Соколы, завидев Бессмертного, ринулись навстречу, неся на крыльях ворожбу Света. Но Слово Мора, сказанное Кощеем, разрушило хранящую их вязь, а тьма, вырвавшаяся из его груди, метнулась навстречу сияющим птицам.
Небо прорезала ослепительная вспышка света, затем мрак громом расколол небеса. Никто не видел, как одно из трех деревцев на перелесье Южной Тайги вздрогнуло и, сгорев, опало пеплом на землю.
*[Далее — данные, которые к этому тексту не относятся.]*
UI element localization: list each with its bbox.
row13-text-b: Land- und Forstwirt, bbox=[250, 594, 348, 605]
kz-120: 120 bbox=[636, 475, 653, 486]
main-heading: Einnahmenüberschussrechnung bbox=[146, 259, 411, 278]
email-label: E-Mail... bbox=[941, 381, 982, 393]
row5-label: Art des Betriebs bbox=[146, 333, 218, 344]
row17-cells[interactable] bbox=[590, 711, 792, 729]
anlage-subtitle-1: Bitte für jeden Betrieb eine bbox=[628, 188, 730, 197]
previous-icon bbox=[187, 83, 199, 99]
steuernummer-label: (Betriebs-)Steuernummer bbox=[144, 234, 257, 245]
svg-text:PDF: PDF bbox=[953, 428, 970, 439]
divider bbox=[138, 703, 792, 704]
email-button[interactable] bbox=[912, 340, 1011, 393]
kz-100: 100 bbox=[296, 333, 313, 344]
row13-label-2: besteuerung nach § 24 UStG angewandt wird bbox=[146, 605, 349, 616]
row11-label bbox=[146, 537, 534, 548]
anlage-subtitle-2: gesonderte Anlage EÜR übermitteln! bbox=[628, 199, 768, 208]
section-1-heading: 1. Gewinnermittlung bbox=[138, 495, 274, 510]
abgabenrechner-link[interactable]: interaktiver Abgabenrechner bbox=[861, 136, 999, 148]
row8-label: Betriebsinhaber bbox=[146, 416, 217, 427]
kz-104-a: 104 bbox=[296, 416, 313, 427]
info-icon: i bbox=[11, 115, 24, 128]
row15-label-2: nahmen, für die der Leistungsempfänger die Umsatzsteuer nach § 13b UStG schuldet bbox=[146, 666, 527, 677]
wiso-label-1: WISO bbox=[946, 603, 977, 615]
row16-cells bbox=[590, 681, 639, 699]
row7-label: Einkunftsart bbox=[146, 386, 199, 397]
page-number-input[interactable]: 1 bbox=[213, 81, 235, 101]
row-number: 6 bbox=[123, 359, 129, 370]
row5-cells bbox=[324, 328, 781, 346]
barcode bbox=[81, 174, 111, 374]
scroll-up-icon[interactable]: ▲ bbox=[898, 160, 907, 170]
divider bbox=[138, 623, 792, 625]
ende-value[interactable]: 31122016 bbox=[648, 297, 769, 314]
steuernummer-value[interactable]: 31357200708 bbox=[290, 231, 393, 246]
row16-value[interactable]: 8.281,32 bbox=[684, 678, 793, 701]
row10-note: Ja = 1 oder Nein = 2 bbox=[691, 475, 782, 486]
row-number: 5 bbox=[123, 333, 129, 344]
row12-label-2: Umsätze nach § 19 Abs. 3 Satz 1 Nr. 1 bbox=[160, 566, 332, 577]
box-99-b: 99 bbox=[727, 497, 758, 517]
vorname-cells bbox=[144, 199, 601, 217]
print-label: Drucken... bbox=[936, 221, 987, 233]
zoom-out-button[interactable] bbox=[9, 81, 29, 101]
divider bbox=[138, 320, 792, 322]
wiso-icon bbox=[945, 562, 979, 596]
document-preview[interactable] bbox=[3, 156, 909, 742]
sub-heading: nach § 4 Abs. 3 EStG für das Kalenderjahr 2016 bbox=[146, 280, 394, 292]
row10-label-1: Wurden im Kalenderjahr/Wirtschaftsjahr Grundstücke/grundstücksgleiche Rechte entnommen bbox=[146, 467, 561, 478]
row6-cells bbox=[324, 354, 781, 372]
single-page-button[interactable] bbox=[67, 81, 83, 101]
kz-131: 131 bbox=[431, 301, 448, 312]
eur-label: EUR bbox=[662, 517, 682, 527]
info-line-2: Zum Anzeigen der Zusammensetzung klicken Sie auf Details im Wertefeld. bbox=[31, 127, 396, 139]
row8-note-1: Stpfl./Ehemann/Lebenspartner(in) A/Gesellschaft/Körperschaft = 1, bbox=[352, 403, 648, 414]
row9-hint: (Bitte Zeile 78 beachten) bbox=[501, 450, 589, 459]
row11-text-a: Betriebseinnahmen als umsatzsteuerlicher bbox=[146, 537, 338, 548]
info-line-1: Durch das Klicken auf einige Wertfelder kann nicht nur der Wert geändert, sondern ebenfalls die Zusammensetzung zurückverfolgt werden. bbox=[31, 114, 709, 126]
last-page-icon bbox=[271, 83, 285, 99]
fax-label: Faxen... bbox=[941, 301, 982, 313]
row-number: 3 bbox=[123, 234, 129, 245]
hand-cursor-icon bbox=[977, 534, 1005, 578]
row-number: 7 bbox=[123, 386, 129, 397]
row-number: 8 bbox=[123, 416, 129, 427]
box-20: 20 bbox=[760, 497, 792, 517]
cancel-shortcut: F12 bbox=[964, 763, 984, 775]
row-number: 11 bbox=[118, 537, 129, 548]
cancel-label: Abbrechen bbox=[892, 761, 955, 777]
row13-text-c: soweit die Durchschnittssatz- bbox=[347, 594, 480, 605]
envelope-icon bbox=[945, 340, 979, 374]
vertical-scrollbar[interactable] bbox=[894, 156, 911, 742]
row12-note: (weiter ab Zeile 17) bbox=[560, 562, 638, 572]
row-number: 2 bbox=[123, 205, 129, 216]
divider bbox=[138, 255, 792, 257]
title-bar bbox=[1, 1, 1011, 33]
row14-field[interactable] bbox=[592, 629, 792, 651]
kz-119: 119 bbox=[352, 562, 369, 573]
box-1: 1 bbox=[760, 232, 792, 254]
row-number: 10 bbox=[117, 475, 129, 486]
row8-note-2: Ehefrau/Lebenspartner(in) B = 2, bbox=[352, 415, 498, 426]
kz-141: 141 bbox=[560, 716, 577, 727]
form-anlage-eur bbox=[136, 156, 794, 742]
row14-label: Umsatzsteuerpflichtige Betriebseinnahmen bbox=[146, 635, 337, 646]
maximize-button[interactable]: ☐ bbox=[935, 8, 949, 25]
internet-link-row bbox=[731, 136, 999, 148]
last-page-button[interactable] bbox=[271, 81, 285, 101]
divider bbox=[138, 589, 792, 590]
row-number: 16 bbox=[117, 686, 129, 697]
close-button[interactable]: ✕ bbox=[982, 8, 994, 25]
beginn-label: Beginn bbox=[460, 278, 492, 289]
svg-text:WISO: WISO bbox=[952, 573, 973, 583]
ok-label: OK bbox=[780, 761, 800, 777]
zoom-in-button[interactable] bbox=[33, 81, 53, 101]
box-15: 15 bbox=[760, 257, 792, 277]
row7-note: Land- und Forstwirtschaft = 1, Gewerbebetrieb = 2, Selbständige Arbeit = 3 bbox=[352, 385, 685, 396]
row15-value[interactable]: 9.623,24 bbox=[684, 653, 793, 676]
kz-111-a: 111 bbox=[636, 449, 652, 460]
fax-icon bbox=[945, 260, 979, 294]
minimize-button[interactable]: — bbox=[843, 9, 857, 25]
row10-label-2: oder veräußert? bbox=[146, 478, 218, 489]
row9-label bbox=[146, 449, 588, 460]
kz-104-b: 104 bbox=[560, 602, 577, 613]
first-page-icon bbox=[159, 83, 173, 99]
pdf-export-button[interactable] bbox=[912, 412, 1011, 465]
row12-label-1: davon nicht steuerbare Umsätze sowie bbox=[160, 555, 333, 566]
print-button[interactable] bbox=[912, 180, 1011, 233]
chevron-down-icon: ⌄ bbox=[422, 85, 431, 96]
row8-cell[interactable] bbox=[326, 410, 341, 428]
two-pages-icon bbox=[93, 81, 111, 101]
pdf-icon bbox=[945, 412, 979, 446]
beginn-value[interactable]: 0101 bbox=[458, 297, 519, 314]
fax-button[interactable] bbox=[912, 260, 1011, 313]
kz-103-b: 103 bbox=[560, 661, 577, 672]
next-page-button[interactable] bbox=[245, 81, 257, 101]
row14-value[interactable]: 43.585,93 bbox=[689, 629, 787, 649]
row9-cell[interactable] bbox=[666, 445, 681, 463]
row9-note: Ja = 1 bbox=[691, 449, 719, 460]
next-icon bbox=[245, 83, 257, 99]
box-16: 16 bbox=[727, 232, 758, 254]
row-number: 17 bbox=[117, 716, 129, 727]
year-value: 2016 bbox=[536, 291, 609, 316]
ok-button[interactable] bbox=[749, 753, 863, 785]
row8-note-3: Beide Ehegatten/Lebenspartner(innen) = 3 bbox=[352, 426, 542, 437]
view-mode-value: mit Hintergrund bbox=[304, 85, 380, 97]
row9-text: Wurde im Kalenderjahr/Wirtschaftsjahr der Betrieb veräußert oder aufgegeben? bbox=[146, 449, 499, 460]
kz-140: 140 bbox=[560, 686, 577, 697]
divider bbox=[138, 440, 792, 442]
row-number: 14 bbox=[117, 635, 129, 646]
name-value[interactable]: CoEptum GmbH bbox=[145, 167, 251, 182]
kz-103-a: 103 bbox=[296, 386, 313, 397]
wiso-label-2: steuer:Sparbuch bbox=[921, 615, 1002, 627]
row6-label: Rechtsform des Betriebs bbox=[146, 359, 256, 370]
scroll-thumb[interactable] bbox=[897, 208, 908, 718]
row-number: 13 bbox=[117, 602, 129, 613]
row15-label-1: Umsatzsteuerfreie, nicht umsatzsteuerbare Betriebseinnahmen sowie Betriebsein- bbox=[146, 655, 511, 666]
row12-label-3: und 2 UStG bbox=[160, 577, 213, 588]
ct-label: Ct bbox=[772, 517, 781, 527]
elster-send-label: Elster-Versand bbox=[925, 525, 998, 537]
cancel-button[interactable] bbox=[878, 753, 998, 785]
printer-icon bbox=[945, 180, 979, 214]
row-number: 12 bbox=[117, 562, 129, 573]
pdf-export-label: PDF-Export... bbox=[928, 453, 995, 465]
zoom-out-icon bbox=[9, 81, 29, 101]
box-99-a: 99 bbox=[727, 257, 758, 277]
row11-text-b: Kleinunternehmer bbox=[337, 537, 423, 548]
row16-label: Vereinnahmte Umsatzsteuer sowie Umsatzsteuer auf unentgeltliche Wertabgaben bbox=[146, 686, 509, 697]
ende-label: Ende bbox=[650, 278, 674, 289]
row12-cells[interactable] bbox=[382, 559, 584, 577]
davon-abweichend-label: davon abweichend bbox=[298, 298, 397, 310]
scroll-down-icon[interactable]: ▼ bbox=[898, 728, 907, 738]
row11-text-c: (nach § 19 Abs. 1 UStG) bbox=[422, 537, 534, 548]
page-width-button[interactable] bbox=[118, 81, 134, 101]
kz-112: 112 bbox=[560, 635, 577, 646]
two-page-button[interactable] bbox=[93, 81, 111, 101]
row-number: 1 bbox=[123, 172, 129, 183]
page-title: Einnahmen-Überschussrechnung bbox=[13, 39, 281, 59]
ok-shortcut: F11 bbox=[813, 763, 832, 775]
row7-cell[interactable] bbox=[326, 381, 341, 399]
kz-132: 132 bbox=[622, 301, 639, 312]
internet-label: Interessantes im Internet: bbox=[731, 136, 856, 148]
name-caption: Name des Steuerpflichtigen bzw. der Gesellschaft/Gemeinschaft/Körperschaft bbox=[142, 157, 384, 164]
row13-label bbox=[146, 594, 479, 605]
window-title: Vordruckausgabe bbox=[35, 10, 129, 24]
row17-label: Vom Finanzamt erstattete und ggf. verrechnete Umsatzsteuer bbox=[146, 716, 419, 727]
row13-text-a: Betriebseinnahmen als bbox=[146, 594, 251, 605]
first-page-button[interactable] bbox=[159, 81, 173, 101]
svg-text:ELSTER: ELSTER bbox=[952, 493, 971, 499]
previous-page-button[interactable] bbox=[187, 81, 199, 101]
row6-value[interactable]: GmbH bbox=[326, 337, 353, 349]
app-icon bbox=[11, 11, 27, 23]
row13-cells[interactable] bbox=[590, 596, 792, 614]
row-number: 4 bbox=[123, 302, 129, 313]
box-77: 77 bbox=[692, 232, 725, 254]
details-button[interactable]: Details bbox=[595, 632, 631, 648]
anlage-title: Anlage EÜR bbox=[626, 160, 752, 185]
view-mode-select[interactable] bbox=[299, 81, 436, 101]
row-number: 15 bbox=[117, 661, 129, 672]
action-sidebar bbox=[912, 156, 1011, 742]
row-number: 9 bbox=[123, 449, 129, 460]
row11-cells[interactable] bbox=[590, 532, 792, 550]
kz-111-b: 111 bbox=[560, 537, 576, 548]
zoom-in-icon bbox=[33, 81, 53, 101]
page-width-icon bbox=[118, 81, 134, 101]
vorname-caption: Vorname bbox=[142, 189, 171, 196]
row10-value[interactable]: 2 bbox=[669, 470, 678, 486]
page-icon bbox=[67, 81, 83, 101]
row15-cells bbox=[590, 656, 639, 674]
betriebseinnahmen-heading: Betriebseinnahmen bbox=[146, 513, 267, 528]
У Драгослава даже перехватило дыхание, когда оставшиеся в живых соколы вновь набросились на него. На мгновение Кощею показалось, будто среди взмахов серебряных крыльев он видит лица древних волхвов, но наваждение прошло, когда Бессмертный, собрав всю силу Неяви, вырвал её из оперённой груди, застлав мраком небо над Долемиром.
Далеко в Тайге вспыхнули ещё два деревца, и серебряные соколы растворились во тьме.
Измотанный сражением Бессмертный камнем рухнул вниз и от удара о землю вновь обратился человеком. К Драгославу тут же подскакал Лютослав и, спешившись, предложил своего коня.
Кощей поднял тяжёлый взор на сварогина: после битвы с духами Света всё тело разламывалось, будто у смертного.
Прошептав Слово, Драгослав, шатаясь, встал и взял поводья лошади.
– Пора праздновать победу великой казнью, – прохрипел он и оседлал коня.
* * *
Осень укрыла Солнцеград дождём и холодом, и первый снег выпал уже в конце ряжена
[17], когда Мирослава вняла Кощееву Слову о том, что Новый Каганат пал.
Чёрный Ворон впорхнул в покои бывшей ключницы и, надрывно прокричав о победе, растворился в утреннем сне.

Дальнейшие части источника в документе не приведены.